Wednesday's announcement that Seagate has acquired Maxtor is not a complete surprise to industry analysts who follow what is described as a volatile low-end and low margin disc drive market.

"I am not surprised that Maxtor was acquired; they had been ripe for a takeover for a while. I am a little surprised that it is Seagate [that purchased Maxtor], instead of some of the smaller players, someone like Samsung or even Hitachi," said Jennifer Ewen, a market analyst for storage products at Evans Research Corp.

Maxtor never recovered financially from the loss "of a huge amount of sales," she told eChannelLine, following the revelation of problems in its manufacturing process which apparently was affecting the quality of an unknown number of drives.

This is an industry where the winning players are able to provide a reliable and predictable supply of quality product to computer hardware manufacturers, stated Tony Prigmore senior analyst at the Milford, Mass.- based Enterprise Strategy Group. "The storage industry has had a lot of mergers and acquisitions in the last 24 months."

The halving of the profit margin from 17.2 per cent in 2003 to 9.8 per cent in 2004 for the approximately $3.8 billion (U.S.) Maxtor resulted from by what its CEO C. S. Park described in the company's last annual report to shareholders as "quality and engineering issues."

Upon the completion of an all stock transaction valued at $19 billion (U.S.) Seagate shareholders will own about 84 per cent of the new combined company, while Maxtor shareholders will hold another 16 per cent.

Seagate generated approximately $7.55 billion (U.S.) in fiscal 2005. The principles of the new combined Seagate and Maxtor "expect to achieve approximately $300 million (U.S.) of annual operating expense savings in connection with the transaction after the first full year of integration," the two companies announced on Dec. 21.

The acquisition will culminate in the achieving of "greater scale" through the "reduct[ion] of supply chain costs and leverage combined R&D efforts across a broader product set," stated Bill Watkins, the Seagate CEO.

Seagate's past strength has been its ability to run an efficient operation in terms of its manufacturing and supply chain in a market space where "it is a tough place to make a living," stated Charles King, the principal for the Hayward, Calif.-based Pund-IT.

"It has been able to squeeze out every dollar that can be squeezed out of that market. [Seagate] is the equivalent of Dell."

Seagate's success stems from its ability "to broaden its horizons" beyond PCs and cut deals to supply smaller and portable disc drives to the manufacturers of digital cameras, video recorders, iPods and other non PC digital devices, added King.

Furthermore, Seagate, which has been described as a strong marketing company, will take advantage of Maxtor's engineering expertise.

"Maxtor was innovative in the last three or four years in being the first to take ATA into the enterprise.

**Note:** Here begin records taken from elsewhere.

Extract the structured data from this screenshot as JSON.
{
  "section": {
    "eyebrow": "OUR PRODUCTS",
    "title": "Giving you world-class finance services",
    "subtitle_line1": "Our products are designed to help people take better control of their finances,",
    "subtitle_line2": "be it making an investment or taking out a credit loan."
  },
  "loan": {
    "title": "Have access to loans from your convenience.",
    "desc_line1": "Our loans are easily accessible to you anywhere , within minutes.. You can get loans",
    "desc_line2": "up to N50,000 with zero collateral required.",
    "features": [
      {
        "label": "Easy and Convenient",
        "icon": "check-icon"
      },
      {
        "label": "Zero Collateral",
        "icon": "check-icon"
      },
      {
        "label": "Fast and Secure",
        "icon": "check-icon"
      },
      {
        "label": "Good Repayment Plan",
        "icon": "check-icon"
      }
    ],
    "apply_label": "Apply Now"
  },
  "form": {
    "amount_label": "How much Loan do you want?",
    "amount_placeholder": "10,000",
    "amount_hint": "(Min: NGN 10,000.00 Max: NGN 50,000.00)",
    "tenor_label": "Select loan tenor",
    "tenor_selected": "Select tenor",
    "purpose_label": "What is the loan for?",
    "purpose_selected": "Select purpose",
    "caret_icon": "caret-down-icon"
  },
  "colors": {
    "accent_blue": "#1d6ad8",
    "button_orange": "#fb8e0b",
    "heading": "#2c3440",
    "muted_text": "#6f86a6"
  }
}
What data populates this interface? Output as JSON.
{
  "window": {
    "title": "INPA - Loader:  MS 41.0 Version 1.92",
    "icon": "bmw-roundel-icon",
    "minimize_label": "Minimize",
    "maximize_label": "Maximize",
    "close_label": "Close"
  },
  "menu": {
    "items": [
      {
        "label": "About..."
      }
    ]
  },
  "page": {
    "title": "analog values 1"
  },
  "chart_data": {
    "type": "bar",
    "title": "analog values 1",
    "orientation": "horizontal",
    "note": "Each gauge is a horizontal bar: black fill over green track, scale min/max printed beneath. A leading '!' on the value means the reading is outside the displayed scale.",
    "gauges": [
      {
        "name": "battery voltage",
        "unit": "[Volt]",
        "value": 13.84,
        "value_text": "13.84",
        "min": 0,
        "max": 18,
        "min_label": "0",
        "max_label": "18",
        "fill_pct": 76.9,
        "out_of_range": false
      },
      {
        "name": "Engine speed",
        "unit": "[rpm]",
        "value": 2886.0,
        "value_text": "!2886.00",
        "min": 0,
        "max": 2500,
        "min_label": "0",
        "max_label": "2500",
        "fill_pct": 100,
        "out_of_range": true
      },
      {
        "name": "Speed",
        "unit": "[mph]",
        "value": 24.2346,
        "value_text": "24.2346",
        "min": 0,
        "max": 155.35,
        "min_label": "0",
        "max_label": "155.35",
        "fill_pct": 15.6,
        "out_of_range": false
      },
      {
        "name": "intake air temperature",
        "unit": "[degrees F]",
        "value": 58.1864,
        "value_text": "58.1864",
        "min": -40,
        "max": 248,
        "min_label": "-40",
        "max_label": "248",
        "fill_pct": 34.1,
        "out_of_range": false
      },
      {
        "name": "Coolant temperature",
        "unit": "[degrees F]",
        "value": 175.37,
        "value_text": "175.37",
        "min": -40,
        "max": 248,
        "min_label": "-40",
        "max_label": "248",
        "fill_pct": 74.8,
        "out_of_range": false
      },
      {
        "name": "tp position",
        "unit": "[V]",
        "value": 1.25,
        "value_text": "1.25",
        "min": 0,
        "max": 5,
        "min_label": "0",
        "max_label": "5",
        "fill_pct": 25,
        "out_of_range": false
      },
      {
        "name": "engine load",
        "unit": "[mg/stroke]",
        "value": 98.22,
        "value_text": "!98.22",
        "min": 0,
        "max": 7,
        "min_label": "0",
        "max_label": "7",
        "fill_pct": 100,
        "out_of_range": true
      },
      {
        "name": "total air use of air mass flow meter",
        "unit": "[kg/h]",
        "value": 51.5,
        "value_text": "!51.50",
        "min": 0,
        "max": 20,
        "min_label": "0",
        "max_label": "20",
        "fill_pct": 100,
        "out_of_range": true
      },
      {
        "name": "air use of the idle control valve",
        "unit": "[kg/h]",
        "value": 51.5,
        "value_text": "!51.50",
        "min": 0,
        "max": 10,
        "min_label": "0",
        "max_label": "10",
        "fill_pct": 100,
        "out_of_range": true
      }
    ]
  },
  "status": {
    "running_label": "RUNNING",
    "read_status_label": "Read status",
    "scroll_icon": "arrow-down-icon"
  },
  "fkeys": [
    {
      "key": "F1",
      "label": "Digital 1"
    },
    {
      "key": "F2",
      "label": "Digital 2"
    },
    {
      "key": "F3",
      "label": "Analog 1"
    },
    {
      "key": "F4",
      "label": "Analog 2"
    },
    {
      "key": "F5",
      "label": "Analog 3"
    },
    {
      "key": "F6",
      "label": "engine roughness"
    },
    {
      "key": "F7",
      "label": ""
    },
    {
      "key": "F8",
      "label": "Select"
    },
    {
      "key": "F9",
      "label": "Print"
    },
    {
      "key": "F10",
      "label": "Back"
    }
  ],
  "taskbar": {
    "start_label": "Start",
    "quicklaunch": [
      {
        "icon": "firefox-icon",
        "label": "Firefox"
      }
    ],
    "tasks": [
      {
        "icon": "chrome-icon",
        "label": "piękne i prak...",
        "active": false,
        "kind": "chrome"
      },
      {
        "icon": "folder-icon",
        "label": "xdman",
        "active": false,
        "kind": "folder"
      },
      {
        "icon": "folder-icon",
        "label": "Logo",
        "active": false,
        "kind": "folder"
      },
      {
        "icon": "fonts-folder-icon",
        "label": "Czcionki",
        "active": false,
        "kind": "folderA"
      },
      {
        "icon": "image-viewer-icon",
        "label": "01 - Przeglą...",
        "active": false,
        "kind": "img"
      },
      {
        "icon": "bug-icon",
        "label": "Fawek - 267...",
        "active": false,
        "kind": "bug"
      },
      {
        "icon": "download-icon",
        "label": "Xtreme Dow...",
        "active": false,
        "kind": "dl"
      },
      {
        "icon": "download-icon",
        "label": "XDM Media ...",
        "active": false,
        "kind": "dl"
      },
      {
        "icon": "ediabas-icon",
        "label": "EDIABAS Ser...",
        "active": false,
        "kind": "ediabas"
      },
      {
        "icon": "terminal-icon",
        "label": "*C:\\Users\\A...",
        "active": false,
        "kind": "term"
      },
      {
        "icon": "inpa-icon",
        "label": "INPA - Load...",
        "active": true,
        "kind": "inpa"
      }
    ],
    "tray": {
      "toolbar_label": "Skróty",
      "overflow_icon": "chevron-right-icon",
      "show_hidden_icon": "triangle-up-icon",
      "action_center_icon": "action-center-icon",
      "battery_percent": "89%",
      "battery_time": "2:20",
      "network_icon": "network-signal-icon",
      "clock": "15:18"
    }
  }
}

Other disc drive vendors have since come into that space," stated Prigmore.

Hardware vendors will likely be nervous about relying solely upon two major suppliers of disc drives -- Seagate and Western Digital -- following the elimination of Maxtor from the competition, added Ewen.

"I think it will open up more share for the more marginal players [in disc drives] like Samsung, which are small but have hung around the market for years."